Managing Risk and Regulatory Requirements
Firms also need solutions to manage risk and provide security in applications and information technology resources. Regulatory requirements have increased operational costs associated with complying to these requirements. There is an estimated $55B spent on Know-Your-Customer (KYC) and Anti-Money Laundering (AML) regulatory requirements by financial services firms.
In 2016, an estimated $55B in banking expenses were related to regulatory requirements. Large banks can spend well over $1B each year on compliance. Applications of artificial intelligence (AI) and analytics for compliance and risk modelling are becoming increasingly common as multiple vendors emerge.
Financial services firms needing leaner operations and tighter governance and compliance spent $634B in information technology in 2016. This equates to about 6-8% of revenue on IT as compared to other industries where 1-2% is spent on IT.
One area of budget focus is on cybersecurity and identity and access management (IAM) platforms. Investment areas include analytics in AI (classification algorithms) and fraud detection in payment processing. Cloud based IAM platforms are expected to reach over $3B by 2023. Large banks have also started to use biometrics for IAM, for example, using finger scanning and voice-recognition technology for authentication.
Increased Digital Expectations
Financial firms need to develop digital offerings and new capabilities to address the market forces of client expectation, regulation, and competition. Up to 30% of financial services budgets are dedicated to digital transformation and rapid innovation around data and reduced time to market.
Digital expectations drive a need for:
- Compatible structured & unstructured data for processing & analytics
- Microservice & API philosophy
- Cognitive processes run on standard & alternative data
- Digital currency and blockchain
Open APIs for Financial Service Innovation
In the quest to provide targeted digital offerings, cognitive APIs are emerging across voice, speech, vision and text processing and even including back-end automation such as automated customer service. Robotic process automation is growing, as larger financial services institutions have begun to embrace cognitive technology.

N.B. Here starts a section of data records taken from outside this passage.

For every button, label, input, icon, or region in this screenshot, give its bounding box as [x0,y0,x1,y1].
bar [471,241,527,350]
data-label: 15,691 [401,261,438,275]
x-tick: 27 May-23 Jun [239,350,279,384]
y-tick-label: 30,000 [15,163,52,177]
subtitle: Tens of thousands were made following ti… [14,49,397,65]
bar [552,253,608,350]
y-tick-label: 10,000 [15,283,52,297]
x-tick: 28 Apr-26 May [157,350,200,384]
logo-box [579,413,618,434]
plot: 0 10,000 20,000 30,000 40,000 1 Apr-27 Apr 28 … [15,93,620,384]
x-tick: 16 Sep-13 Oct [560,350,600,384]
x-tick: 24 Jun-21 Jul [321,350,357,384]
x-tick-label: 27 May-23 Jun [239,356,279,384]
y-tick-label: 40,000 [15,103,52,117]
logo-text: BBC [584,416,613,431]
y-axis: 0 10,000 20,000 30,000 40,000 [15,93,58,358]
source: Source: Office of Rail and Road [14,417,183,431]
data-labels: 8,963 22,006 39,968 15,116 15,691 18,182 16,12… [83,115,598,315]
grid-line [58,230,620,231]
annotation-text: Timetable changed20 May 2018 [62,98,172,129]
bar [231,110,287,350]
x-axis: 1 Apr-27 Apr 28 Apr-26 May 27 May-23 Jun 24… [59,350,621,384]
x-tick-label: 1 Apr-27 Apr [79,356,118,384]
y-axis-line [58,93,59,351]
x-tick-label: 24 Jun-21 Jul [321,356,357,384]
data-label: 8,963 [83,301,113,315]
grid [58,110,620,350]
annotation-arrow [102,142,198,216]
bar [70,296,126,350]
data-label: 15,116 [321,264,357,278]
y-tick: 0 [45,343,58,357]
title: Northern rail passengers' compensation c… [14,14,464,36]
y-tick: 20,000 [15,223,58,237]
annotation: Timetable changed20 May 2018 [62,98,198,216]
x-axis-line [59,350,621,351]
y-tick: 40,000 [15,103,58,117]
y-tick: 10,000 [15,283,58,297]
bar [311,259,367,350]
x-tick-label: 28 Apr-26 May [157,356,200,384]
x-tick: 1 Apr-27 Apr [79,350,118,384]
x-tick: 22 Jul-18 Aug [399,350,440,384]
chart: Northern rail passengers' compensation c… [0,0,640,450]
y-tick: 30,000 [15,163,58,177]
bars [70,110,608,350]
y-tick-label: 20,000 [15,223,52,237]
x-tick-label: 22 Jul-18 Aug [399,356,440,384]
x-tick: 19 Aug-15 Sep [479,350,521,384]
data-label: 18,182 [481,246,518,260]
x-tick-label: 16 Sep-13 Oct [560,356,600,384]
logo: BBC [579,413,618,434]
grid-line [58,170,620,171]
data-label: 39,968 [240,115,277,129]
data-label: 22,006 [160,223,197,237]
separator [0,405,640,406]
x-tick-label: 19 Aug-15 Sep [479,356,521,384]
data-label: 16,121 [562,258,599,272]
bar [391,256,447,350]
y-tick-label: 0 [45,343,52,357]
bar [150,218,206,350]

IBM’s industry platform strategy addresses the needs of financial services institutions by evaluating the key business process needs and software capabilities required to meet the demands of customers. At the very core of the strategy is to enable developers in financial services to take advantage of innovations such as cognitive through a set of microservices that access key data and functionality.
Applications have until now served single functional areas such as finance, human resources, and sales, where single, often referred to as “monolithic” applications, dominated and provided a broad range of capability in that functional area. These applications were siloed and often required customization to integrate. If there were APIs or services, they were often limited to use within that application alone.
Now, given the demands of application users – speed, flexibility of device, pervasive connectedness – there is a shift toward high performance applications that collect and process data instantly. Slow, siloed applications are becoming less adept at keeping up with these demands. Microservice architectures have become favored, as they encapsulate a business function independently and accessed via APIs that can be accessed by any application looking to interact with the business function.
APIs are contributing to the financial services disruption we are seeing along with disruption in cloud computing, mobile devices and the Internet of Things. APIs have become part of the building blocks that developers can use to create disruptive, innovative applications without the heavy investment of building capabilities from the ground up.